> The Vale of Glamorgan council is bidding for the site to be used to house new technology to produce "limitless" energy ... However, the plant would not open until 2040.
I'm glad that fusion is now less than 20 years away.
Well, it is all contingent on someone getting high temperature superconductors to work on an industrial reliability level. If they manage, we will have power producing fusion (though probably not economically viable).
It is a big if, though.
Fusion has always been 20 years away, as it was always contingent on some science panning out, but the universe has not been in our favour so far. It is 20 years away, with some decent but <50% probability.
If you listen to the omega-tau episodes on fusion and ITER the 20 years thing is discussed quite a bit, it’s a question of money, not time. The technology is known to be possible but the experiments that need to be made to confirm how to do the engineering to build a working and reliable plant are big and very expensive so the constraint is getting governments to spend £100bn (or whatever) that it will cost to do this work. E.g ITER could be finished already and they could be starting on a prototype plant for energy generation if they didn’t have to struggle to justify funding for every little thing to all the various governments funding the project.
For ITER money has little to do with it. The problem is mostly politics.
For example, take the Vacuum vessel. Currently there is only one section on-site. The other sections are in various stages of completion in different countries around the world when they are due to be on-site already. Instead of one contractor manufacturing each of the nearly identical sections they are each being made in separate member countries for political reasons.
The governments involved don't have a problem with spending the money, but they want a return on that investment so they look for that return in jobs and contracts for their engineering firms.
The international collaboration isn't working. If ITER was only an EU project, it could probably be complete already.
The reasons you give look quite OK to me. As a international, huge project I can understand government who want to participate and make sure they get to understand the knowledge in the project by having firsthand experience.

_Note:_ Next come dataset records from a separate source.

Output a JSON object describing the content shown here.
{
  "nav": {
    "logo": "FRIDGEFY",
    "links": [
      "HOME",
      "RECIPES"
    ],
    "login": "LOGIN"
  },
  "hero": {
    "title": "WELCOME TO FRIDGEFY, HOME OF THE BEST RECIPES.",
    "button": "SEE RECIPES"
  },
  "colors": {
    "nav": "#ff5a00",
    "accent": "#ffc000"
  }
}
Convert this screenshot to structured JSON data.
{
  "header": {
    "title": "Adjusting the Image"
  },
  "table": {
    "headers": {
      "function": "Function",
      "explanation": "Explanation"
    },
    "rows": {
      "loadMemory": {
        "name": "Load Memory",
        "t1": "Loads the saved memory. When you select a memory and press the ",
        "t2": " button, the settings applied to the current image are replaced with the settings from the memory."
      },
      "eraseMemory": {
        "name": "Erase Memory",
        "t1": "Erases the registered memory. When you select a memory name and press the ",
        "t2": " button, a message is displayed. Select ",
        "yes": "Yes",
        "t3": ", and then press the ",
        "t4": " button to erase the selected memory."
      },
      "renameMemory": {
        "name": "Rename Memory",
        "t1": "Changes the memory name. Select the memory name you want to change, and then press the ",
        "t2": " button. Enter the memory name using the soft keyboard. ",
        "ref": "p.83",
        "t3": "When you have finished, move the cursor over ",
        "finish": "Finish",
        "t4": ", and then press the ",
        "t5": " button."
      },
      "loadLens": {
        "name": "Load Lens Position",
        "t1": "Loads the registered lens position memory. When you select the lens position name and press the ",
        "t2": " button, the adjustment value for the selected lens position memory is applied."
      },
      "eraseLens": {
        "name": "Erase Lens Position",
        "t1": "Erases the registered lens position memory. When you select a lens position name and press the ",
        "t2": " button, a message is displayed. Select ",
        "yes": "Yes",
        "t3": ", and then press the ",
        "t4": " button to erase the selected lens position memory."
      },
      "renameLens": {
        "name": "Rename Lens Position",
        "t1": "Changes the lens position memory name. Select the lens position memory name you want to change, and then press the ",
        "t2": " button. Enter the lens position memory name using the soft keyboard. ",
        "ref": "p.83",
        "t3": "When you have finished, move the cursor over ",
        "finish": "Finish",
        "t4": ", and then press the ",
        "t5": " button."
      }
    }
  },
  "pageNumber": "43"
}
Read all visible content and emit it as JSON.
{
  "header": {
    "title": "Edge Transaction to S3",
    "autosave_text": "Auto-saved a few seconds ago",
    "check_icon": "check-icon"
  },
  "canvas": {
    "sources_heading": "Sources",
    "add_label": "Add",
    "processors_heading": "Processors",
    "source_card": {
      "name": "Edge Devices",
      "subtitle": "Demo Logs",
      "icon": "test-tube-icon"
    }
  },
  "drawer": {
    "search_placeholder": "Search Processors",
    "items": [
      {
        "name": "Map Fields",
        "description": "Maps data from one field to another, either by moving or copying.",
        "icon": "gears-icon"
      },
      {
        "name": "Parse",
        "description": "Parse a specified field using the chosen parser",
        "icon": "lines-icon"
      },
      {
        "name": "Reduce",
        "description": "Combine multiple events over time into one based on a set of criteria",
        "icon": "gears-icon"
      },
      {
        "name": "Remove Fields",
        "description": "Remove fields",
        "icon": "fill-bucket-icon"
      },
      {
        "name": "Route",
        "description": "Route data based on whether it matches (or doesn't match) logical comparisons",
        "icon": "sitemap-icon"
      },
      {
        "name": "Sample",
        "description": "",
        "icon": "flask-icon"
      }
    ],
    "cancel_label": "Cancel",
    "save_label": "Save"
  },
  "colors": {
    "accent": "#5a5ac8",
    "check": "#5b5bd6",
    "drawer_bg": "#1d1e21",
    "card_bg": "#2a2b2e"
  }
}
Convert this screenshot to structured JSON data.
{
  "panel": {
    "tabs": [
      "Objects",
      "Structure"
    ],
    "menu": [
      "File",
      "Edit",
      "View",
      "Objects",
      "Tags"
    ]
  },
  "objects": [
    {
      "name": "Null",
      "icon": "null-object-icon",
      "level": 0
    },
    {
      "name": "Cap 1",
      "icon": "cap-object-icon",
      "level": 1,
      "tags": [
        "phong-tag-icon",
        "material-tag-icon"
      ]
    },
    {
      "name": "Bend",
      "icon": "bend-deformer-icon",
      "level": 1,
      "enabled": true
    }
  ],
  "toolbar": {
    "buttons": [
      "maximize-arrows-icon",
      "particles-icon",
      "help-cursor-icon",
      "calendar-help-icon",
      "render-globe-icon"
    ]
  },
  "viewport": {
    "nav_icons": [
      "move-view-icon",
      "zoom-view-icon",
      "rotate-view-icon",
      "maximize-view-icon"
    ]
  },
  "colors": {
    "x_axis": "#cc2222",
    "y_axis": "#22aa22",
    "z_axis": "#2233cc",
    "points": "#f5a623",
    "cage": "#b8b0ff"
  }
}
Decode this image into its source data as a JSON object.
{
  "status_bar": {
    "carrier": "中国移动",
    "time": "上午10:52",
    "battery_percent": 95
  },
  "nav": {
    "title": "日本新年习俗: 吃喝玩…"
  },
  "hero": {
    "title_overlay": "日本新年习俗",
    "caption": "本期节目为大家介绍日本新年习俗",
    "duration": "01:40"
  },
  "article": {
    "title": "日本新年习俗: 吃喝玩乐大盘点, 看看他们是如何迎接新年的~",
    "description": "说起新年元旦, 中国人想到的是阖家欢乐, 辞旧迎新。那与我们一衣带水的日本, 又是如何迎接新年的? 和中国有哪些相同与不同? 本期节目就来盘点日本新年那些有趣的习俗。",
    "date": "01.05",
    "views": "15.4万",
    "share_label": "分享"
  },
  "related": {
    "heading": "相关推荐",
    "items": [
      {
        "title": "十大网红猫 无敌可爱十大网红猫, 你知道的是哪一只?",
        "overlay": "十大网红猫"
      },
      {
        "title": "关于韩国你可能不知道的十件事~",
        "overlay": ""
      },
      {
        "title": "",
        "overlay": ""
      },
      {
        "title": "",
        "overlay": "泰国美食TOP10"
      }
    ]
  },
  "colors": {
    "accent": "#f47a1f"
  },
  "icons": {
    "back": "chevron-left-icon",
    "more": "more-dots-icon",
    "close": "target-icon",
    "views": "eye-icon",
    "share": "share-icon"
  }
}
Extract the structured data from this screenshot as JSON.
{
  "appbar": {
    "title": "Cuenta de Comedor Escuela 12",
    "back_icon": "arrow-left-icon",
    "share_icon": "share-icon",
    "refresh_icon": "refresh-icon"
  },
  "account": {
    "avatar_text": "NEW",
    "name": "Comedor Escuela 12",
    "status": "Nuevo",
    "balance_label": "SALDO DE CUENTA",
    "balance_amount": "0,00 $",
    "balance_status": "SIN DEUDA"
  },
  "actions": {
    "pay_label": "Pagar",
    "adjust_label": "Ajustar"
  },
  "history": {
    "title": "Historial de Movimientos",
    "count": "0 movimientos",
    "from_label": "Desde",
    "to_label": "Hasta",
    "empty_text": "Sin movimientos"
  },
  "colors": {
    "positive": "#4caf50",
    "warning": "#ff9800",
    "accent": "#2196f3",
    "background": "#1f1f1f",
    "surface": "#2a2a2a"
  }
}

I'd say it's more a question on how we evaluate the fact an international organization is working or not. Is it "delivering the project's goal" or "making sure all participants get the most out of the project".
That's an interesting take on it. I expect if you posed that question to the DG he would tell you the answer is "both". He is simultaneously a scientist/engineer and a politician.
Check out the papers from the MIT SPARC folks. Getting the magnets working is not the bottleneck at all. REBCO and similar commercially available products are physically robust. Seriously, two grad students set a new field record doing nothing more complicated than spooling the stuff into a spiral.
In terms of engineering, the diverter, and a wall that can last years are far, far, more difficult than the magnets.
Far from it. That old power station will sit idle for a long, long time... unless they build a solar farm around it.
Seriously, there will never, ever be one solitary erg of commercially competitive energy from any process dependent on heating by neutron irradiation. Every cent going into work on those is, in effect, stolen from work on viable technologies that can have any impact on global climate disruption—mainly solar, wind, geothermal, and storage; and digs fusion deeper into an already tens-of-$billions-deep hole it can never climb out of.
The only reasons spending on neutronic fusion continues are secondary—employing hot-neutron physicists so enough are ready when weapons work comes up, hi-temp superconductor industrialization, plasma fluid dynamics praxis, hot-neutron-tolerant metallurgy.
At the end of it all they will shrug and say, "We guessed wrong", and not even apologize; instead: "... but we have this other great idea!"
No it's more complicated. High temperature superconductors are neither strictly necessary nor sufficient on their own, but I'm sure they'd help quite a bit.
As long as it’s actual production of limitless power in 30 - half the time these things are r&d stuff. 20 years to limitless power in production is great.
I'm glad that fusion is now less than 20 years away.